SAMSUN ve TÜRKİYE BU HAİN SALDIRI İLE AYAĞA KALKTI!
“ Samsun halkı ve tüm Türkiye Atasına sahip çıktı! Olayın gerçekleşme şekli ile fark ettiğimiz güvenlik zaafı nedeni Samsun Halkı olarak ‘’Onur Nöbeti’’ tuttuk ve hala nöbetteyiz. Maalesef son yıllarda kimi devlet erkânın da içinde bulunduğu şahıslarca; Cumhuriyetimizin kuruluş felsefesine, Atatürk ilke ve devrimlerine, özellikle Demokrasinin olmazsa olmazı Laikliğe ve Atatürk’ün manevi kişiliğine yönelik hakaret, hatta iftiralara dayanan şiddetli saldırıların giderek arttığını üzüntüyle görüyor, kaygıyla izliyoruz. Üstelik bu tecavüzlerin devletin en üst makamlarından başlayarak, adeta komut alınmış gibi tüm seviyelerde görülmesi Türkiye Cumhuriyetinin sistemli bir saldırıya maruz kaldığının da göstergesidir” ŞEKLİNDE İFADELERDE BULUNAN Dr. Özkefeli açıklamasının devamındaki öne çıkan başlıklar şöyle.
“Öncelikle ifade etmek isterim ki, Türkiye Cumhuriyeti ve Mustafa Kemal Atatürk sahipsiz değildir.

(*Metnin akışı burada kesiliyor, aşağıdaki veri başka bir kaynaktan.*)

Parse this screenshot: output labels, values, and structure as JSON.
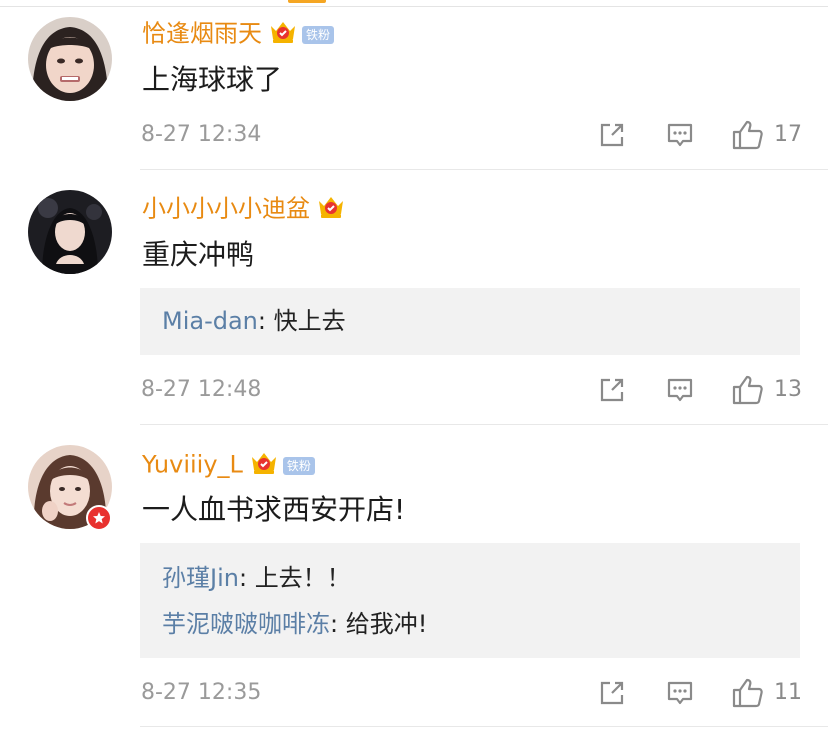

Bizler, bu ülkenin tüm yurtseverleri, bu hayasızca akına göğsümüzü siper etmeye ve mücadele etme kararlılığında ve inancındayız. Unutulmamalı ki ulus olmak ancak sahip olunan ortak değerleri korumakla olur. Türkiye için bu değerlerin en önemlilerinden biri Cumhuriyet, bir diğeri ise Mustafa Kemal Atatürk’tür. Atatürk, Türkiye Cumhuriyetinin bir simgesidir. Milli mücadelenin kahramanı, memleketin kurtarıcısı, devrimlerin mimarı olması nedeniyle hatırasına, eserlerine ve onu ifade eden varlıklara saldırılar, aynı zamanda Türkiye Cumhuriyetine ve onun kazanımlarına da bir saldırıdır. Bu tarz saldırılar milletimizde derin yaralar açmakta, toplumu kin ve nefrete itmektedir. Özellikle Atatürk’ün mirası makamlarda Cumhuriyetin faziletleri sayesinde oturanların fütursuzca sarf ettikleri hadsiz değerlendirmeler, ne yazık ki kimi kraldan çok kralcı yaltakçılarında Atatürk’e hakaret, hatta iftira etme, hatta bir gece yarısı Milli Mücadelenin sembolü Onur Anıtına saldırma cüretini de doğurmuştur” diye konuştu.
İDDİANAME EKSİK…
Samsun ADD şube başkanı Dr. Işık Özkefeli, sözlerini şöyle sürdürdü. “5816 sayılı yasa; Türk Milletinin ulusal değeri olan Kurucu Liderimiz GAZİ MUSTAFA KEMAL ATATÜRK’ün hatırasını, topluma mal olmuş manevi şahsiyetini, alenen yapılan hakaret, küfür, tahkir ve tezyif içeren söz, yazı ve eylemlere karşı özel koruma altına almaktır. 29 Mart 2022 tarihinde Saat:10.25 Samsun 7. Asliye Ceza Mahkemesinde başlayacak olan davanın iddianamesine bakacak olursak, kişiler sadece 5816 Atatürk aleyhine işlene suçlar hakkında kanuna muhalefet ve kamu malına zarar verme suçlarından yargılanmalarına karar verilmiştir. (TCK152) Bu iddianamenin Atatürkçü Düşünce Derneği Samsun ve Genel Merkezimiz tarafından eksik olduğunu düşünmekteyiz. Onur Anıtı saldırısında, Sanıklardan Celali Rahman ifadesinde Atatürk’ü kendi değeri ve atası olarak görmediğini, Samsun’a yalan bir şekilde ihtilal yapmak için gelen doğan bir güneş olarak gösterilmesine artık tahammül edemediğini söylemiştir. Zira olaydan bir gün önce keşif yaptıkları, eylemlerini planladıkları, olay sonrası görevlilerce sökülmesi dakikalarca süren çelik halatı geceden anıta bağladıkları, ama çelik halatların kopması ile olay yerinden kaçtıkları da ifadelerinde bellidir. Ayrıca ifadelerinde Celali Rahman; kaçıp evrelerine gittikten sonra Batuhan’a; ‘’Heykeli yerinden bile oynatamadım. Yıkabilseydim gönlümü rahatlatır, sonra bir değişikliğin ateşini başlatmış olurdum.’’ Dediği yine ifadelerinde yer almaktadır” şeklinde konuştu.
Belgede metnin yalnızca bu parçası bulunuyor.